Good Mother's Day gifts are like geometry class where you are required to show your work in order to get credit.
Moms prefer the "effort element" because it's the only thing that remotely begins to balance out the fact that we get blamed for a LOT.
OK -- really -- just about everything: what we ate while our child was gestating, how we did/did not discipline them, whether we did not give enough hugs, read enough bedtime stories, gave too much smothering love, what we did/did not expose them to.
Also, opportunities we did/did not afford them. If we helped too much with the science project, did not feed them enough protein in their formative preadolescent years, rewarded them with M&Ms during potty training which led to their carb addiction as an adult.

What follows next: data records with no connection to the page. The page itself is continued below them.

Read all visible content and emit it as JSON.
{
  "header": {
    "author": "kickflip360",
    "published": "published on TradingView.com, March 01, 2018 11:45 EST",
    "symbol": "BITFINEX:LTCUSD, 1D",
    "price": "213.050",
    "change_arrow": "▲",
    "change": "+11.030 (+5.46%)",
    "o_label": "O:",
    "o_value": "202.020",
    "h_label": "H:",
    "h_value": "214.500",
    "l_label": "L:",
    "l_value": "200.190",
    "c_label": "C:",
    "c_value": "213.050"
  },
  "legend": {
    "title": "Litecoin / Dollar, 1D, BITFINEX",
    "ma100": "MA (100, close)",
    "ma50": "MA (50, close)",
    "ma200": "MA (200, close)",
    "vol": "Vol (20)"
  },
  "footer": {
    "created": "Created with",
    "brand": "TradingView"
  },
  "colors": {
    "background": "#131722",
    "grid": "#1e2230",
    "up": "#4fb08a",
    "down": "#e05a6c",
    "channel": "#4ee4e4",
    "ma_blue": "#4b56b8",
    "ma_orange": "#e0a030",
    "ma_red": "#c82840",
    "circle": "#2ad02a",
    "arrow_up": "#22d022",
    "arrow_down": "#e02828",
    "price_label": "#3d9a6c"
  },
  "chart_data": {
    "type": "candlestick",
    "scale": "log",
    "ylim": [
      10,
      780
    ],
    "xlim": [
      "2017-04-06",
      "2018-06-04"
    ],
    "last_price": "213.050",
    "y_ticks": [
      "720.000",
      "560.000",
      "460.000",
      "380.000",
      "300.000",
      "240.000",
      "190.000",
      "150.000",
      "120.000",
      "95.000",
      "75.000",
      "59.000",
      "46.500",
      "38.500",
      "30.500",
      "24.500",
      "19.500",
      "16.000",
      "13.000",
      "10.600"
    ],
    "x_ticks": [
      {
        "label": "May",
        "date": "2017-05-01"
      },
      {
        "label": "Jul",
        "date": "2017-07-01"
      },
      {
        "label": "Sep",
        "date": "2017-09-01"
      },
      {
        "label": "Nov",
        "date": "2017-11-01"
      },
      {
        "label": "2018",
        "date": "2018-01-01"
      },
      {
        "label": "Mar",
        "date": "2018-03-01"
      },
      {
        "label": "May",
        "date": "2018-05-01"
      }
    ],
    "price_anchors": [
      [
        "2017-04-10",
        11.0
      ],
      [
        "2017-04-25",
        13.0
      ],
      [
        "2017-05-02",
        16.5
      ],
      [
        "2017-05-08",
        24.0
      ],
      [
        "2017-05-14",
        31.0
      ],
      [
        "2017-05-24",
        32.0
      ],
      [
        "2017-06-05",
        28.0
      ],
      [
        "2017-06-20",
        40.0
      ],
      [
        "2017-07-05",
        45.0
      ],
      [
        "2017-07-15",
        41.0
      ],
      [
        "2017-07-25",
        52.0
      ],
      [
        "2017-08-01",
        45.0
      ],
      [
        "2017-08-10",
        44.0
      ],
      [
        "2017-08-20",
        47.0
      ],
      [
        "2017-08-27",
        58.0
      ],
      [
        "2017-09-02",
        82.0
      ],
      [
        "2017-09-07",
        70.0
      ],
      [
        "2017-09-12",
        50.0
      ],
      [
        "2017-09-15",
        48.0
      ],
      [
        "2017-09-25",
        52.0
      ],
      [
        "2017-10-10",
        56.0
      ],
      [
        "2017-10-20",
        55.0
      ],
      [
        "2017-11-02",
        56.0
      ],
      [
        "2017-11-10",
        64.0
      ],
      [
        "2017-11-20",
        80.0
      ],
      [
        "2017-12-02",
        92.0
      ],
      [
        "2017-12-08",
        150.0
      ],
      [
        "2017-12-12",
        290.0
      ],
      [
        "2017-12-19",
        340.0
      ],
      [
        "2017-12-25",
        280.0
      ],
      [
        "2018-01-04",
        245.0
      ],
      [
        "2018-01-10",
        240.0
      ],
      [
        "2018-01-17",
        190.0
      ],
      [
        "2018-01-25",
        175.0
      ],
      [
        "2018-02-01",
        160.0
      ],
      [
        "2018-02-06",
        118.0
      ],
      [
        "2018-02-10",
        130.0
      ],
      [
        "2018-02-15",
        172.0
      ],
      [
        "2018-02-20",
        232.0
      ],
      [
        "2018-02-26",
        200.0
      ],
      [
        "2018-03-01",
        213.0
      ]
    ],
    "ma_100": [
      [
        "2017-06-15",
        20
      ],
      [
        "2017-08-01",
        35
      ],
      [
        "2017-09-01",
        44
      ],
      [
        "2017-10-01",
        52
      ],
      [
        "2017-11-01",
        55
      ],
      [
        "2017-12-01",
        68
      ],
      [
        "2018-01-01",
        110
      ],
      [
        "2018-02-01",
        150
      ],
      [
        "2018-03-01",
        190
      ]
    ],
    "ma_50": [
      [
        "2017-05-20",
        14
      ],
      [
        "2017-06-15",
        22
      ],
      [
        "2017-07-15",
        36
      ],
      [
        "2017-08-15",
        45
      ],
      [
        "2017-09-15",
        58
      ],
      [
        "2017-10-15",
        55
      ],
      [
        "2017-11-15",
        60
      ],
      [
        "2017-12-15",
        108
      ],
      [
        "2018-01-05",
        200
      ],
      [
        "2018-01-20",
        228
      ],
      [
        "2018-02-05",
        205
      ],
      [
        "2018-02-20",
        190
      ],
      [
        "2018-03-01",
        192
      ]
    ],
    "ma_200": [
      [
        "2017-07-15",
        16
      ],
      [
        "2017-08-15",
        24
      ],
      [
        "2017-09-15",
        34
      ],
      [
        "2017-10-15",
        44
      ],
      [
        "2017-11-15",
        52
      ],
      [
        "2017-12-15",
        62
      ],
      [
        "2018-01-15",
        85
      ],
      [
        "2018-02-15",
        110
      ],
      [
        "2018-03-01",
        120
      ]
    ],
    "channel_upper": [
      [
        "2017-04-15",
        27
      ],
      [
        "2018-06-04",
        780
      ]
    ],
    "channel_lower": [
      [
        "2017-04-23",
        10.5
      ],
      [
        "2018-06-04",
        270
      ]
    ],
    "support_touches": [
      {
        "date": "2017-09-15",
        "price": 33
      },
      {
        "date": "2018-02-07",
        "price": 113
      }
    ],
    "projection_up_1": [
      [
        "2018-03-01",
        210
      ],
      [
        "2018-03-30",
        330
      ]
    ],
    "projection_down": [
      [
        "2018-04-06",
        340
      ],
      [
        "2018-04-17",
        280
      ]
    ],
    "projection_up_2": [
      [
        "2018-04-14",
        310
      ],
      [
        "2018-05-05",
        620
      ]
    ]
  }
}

Fill in the blank with your own mother issues. So we get 364 days of blame and one day of sorta kinda culturally mandated praise. Somehow it doesn't really balance out.
But I like to think of Mother's Day in terms of a really overused buzzword (isn't "buzzword" an overused buzzword?) these days: "awareness."
It's great for the mothered of the world to be aware of their gratitude for their mother (or mother figure) in their life, but I enjoy it for the awareness it brings to me.
Every Mother's Day I'm reminded of what an exhausting privilege it is to get a front row seat to watch these amazing people grow from helpless infants to become people I truly love to hang out with.
It's a gift to see them growing into all their gifts and talents and to watch with pride (and let's be honest -- concern) as they begin their own family units.
It makes me sharply aware of what motherhood really is : 1. the hardest job you'll ever love, 2. responsibility without control, and 3. a piece of your heart walking around outside your body.
And having a daughter and daughter-in-love (I call her "daughter-in-love because it's more than just a "law" thing) with babies, let me tell you what most every mother would really love this Mother's Day: a kiss, a hug and a nap.